The indictment against Nikulin, filed in October 2016, charges him with three counts of computer intrusion; two counts of intentional transmission of information, code or command causing damage to a protected computer; two counts of aggravated identity theft; one count of trafficking in unauthorized access devices; and one count of conspiracy.
"The FBI will not allow international cyber criminals to operate with impunity," says FBI Special Agent in Charge John F. Bennett. "Nikulin allegedly targeted three Bay Area companies through cyberattacks, and will now face prosecution in the United States. This extradition is a success for U.S. law enforcement and our partners overseas."

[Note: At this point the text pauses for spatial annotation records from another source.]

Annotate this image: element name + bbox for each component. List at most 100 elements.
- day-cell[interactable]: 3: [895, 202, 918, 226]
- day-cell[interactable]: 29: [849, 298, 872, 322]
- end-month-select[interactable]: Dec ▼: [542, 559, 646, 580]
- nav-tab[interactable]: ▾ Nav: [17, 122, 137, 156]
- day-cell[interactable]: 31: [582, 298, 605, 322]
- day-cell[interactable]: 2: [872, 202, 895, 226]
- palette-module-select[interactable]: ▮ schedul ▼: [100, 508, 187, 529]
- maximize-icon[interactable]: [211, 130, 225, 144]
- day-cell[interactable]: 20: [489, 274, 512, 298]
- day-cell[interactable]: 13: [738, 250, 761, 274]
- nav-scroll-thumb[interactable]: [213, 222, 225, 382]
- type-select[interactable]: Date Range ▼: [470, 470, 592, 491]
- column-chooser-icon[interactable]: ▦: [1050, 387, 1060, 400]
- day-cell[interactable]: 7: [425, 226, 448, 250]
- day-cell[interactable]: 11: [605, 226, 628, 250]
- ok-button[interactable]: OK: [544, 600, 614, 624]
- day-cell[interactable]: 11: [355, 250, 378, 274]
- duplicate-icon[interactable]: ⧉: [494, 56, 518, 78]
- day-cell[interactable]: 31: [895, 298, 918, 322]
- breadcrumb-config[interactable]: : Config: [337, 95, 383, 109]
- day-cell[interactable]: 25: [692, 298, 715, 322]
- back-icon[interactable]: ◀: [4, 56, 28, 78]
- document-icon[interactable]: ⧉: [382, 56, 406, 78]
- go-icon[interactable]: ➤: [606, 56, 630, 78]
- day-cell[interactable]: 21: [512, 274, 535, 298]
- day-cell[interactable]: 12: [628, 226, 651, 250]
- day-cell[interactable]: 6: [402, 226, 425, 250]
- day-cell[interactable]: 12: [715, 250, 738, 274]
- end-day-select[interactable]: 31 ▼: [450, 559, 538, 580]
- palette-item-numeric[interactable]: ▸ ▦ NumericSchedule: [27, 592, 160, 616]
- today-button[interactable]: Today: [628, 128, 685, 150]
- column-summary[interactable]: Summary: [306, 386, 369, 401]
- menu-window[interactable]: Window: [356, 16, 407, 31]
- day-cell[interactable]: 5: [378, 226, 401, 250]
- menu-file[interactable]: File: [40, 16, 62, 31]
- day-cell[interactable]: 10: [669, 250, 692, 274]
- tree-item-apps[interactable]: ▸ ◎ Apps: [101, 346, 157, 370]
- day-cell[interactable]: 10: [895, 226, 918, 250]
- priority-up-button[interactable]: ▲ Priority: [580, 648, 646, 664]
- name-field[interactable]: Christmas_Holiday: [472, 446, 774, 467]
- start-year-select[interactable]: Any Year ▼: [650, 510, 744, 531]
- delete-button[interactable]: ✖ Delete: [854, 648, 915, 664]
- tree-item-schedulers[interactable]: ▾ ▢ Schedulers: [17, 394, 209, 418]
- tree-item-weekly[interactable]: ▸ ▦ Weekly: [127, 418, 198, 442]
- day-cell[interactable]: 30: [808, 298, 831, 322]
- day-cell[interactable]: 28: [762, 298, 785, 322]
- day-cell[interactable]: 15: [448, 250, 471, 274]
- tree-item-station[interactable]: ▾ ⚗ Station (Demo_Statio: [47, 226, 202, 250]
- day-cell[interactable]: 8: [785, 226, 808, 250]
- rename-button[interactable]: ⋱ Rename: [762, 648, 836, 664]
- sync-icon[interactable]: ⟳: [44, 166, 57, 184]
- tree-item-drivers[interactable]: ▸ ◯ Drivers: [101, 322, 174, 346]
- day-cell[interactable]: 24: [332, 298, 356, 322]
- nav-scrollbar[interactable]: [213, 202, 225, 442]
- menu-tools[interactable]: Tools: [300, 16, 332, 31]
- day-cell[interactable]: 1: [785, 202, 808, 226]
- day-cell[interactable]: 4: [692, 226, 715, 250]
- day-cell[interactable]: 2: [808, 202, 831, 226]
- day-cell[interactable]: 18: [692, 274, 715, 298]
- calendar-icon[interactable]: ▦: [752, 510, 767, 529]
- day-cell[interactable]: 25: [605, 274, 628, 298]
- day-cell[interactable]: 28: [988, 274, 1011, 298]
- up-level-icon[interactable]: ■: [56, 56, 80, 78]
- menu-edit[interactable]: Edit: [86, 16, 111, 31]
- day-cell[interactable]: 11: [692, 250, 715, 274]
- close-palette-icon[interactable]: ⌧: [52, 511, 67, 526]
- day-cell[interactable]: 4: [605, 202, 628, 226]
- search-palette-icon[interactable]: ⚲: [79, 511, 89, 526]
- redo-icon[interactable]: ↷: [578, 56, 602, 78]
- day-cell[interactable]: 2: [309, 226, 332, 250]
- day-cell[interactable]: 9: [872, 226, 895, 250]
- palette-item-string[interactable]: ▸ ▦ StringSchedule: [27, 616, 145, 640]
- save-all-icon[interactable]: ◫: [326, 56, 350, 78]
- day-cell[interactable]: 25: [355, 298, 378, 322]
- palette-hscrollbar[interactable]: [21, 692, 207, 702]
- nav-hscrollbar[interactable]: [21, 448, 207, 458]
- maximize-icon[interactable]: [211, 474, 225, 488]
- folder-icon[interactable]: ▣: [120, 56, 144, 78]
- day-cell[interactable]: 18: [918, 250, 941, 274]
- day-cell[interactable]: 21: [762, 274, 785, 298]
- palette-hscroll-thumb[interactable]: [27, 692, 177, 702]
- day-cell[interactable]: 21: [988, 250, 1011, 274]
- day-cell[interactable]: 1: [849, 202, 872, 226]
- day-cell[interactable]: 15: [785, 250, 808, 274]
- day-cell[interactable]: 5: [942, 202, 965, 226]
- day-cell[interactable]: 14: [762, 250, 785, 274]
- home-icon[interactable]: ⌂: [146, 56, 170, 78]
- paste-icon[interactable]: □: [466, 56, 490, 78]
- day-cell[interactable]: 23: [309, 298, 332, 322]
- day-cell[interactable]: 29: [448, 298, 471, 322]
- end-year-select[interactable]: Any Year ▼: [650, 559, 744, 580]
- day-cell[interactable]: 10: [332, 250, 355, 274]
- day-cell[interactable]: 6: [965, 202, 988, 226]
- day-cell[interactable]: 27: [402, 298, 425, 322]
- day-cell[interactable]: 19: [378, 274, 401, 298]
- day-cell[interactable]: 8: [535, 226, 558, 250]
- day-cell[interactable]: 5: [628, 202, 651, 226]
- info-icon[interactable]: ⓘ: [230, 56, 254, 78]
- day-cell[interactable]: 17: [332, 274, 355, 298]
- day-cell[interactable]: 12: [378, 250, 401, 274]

More Russians Extradited to US
Nikulin is the latest in a long line of alleged cybercriminals who have been extradited to the U.S.
In February, Russian national Peter Levashov, who was arrested in Spain last year, was extradited to the U.S. to face allegations that he ran the notorious Kelihos botnet that pumped out spam, banking Trojans and ransomware (see Accused Russian Botnet Mastermind Extradited to US).
In January, meanwhile, Spain had extradited Russian national Stanislav Lisov to the United States. He was arrested by Spanish police in January 2017, while on his honeymoon, at U.S. request. Lisov has been charged with crimes related to the "Neverquest" banking Trojan, also known as Vawtrak and Snifula, which have been tied to alleged losses of $855,000 from U.S. banking customers between June 2012 and January 2015.
In both Lisov and Levashov's cases, the Russian government filed competing extradition requests, seeking to prevent them from being sent to the United States.
Russia's competing extradition requests for alleged cybercriminals don't appear to have ever succeeded.